The Hooper Street garden siding California College of the Arts was also begun in 2009.  Like Hayes Valley Farm, the ground was toxic, in this case from what was once a Greyhound facility.  Waxman’s husband terms the project a “Slow Protest” (“Rethinking Protest,” 34) because FARM is remediating an environment that took decades to form.  Waxman set out to determine how the youngest generation, the so-called Millennial Generation, would respond to such a project as a form of protest; she observes the California College of Arts participants’ background as part of “a generation who has lived a fairly comfortable life…young, educated, upper/middle-class students, who perceive no obvious change in their civil rights” (ibid).  Looking at generational use of forms of protest is one of the  more interesting aspects of Waxman’s essay.  Like Mark Bauerlein, whom Waxman quotes — “…we’re about to turn our country over to a generation that doesn’t read much and doesn’t think much either” (“Rethinking Protest,” 12) — I have not put faith in this newest generation’s ability to challenge the world, because of my perception that they are additionally apathetic and self-absorbed with the consumption of social media and gadgetry.  Waxman finds positive attributes: a preference for group-oriented activities, participation as opposed to spectatorship, and a desire for experience as authentic.  Waxman believes that Millennials “could be strong participants in collective political action and social movements” (13).

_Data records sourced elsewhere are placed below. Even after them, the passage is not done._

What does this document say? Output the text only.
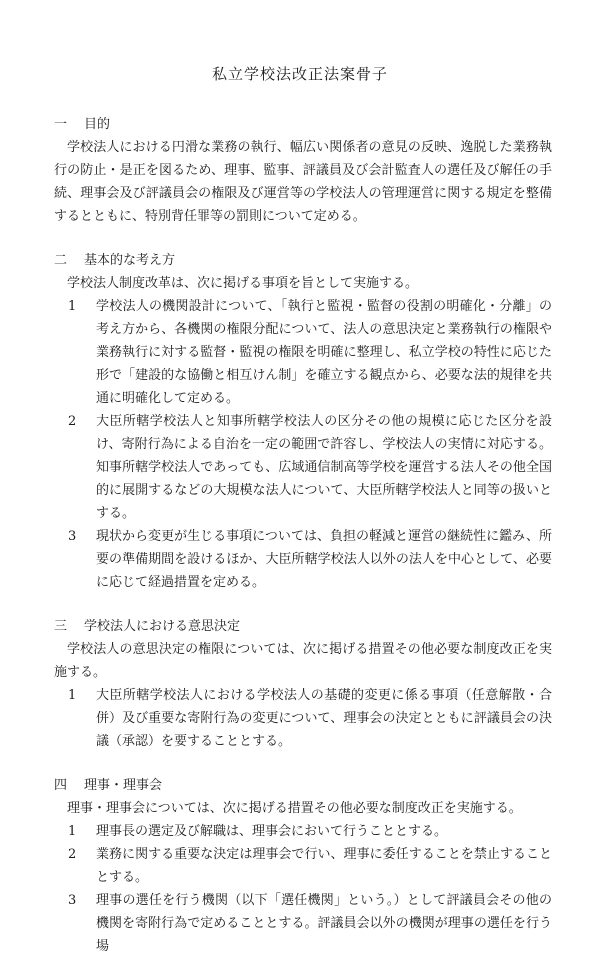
私立学校法改正法案骨子

一 目的

学校法人における円滑な業務の執行、幅広い関係者の意見の反映、逸脱した業務執行の防止・是正を図るため、理事、監事、評議員及び会計監査人の選任及び解任の手続、理事会及び評議員会の権限及び運営等の学校法人の管理運営に関する規定を整備するとともに、特別背任罪等の罰則について定める。

二 基本的な考え方

学校法人制度改革は、次に掲げる事項を旨として実施する。

1	学校法人の機関設計について、「執行と監視・監督の役割の明確化・分離」の考え方から、各機関の権限分配について、法人の意思決定と業務執行の権限や業務執行に対する監督・監視の権限を明確に整理し、私立学校の特性に応じた形で「建設的な協働と相互けん制」を確立する観点から、必要な法的規律を共通に明確化して定める。
2	大臣所轄学校法人と知事所轄学校法人の区分その他の規模に応じた区分を設け、寄附行為による自治を一定の範囲で許容し、学校法人の実情に対応する。知事所轄学校法人であっても、広域通信制高等学校を運営する法人その他全国的に展開するなどの大規模な法人について、大臣所轄学校法人と同等の扱いとする。
3	現状から変更が生じる事項については、負担の軽減と運営の継続性に鑑み、所要の準備期間を設けるほか、大臣所轄学校法人以外の法人を中心として、必要に応じて経過措置を定める。

三 学校法人における意思決定

学校法人の意思決定の権限については、次に掲げる措置その他必要な制度改正を実施する。

1	大臣所轄学校法人における学校法人の基礎的変更に係る事項（任意解散・合併）及び重要な寄附行為の変更について、理事会の決定とともに評議員会の決議（承認）を要することとする。

四 理事・理事会

理事・理事会については、次に掲げる措置その他必要な制度改正を実施する。

1	理事長の選定及び解職は、理事会において行うこととする。
2	業務に関する重要な決定は理事会で行い、理事に委任することを禁止することとする。
3	理事の選任を行う機関（以下「選任機関」という。）として評議員会その他の機関を寄附行為で定めることとする。評議員会以外の機関が理事の選任を行う場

It is the form of protest that must be addressed in terms of effectiveness.  With the Hooper Street project in focus: “[g]rowing a farm is a prolonged engagement through time, not a one-hour vigil at the trolly car turn-around on Market Street.  While both activities merit credit, building a farm is arguably more sustainable, more productive, and more engaging” (“Rethinking Protest,” 35).  Folsom cites historian Clark Kerr’s finding of California’s self-help organizations or “productive enterprises”  in 1932 (Folsom, 278).  And I do believe it will be the necessary enterprise of collective hard work and example that will lead us to a desired state of justice for the environment and the social world.  Capitalism is a dead-end in terms of the betterment of this world.

* Because I did not want to open discourse on nation states and political ideologies while at the job site, I did not engage Todd in clarifying how communist states had all failed.  But the implication is that anywhere communism is attempted it does fail.  Perhaps he meant that today’s communist states have integrated some form of capitalism into their structure.  If that were true, then I would have to say the reverse is equally true: all capitalist states have failed.  After all, our own country has integrated progressive forms of socialism in order to ensure health and well-being for some of its inhabitants.  And corporations are unable to profit, as obscene as those profits may be, without forms of governmental assistance and subsidy.  A pure state of economics exists only on paper.  The relationship between corporations and government over citizens and their government are as true today as they were at the opening of the Great Depression.  Observations about Hoover’s expulsion of the Bonus Marchers from Washington, D.C. in 1932 still resonate with meaning.  The approximately 20,000 World War I veterans had marched on the Capitol to demand payment for a promised and Congressionally legislated supplement to their $1-per-day service during the Great War.  Congressman C. Wright Patman reminisced about the expulsion to Studs Terkel: “Who were the so-called bonus marchers?  They were lobbyists for a cause.  Just like the ones in the Mayflower Hotel.  They didn’t try to evict them (italics in place).  Why the poor come to town, and they’re put in jail for stepping on the grass.  The Mayflower crowd, they don’t have any problem at all.  They’re on every floor of every building of the Capitol Hill all the time.”  Heywood Broun also wrote of the expulsion, contrasting the reception of business lobbyists and their success in garnering massive aid to banks and businesses by Hoover’s Reconstruction Finance Corporation and the use of tear gas against the veterans: “For the banks of America Mr. Hoover has prescribed oxygen.  For the unemployed, chlorine.” (Both quotations appear in Folsom, page 321.)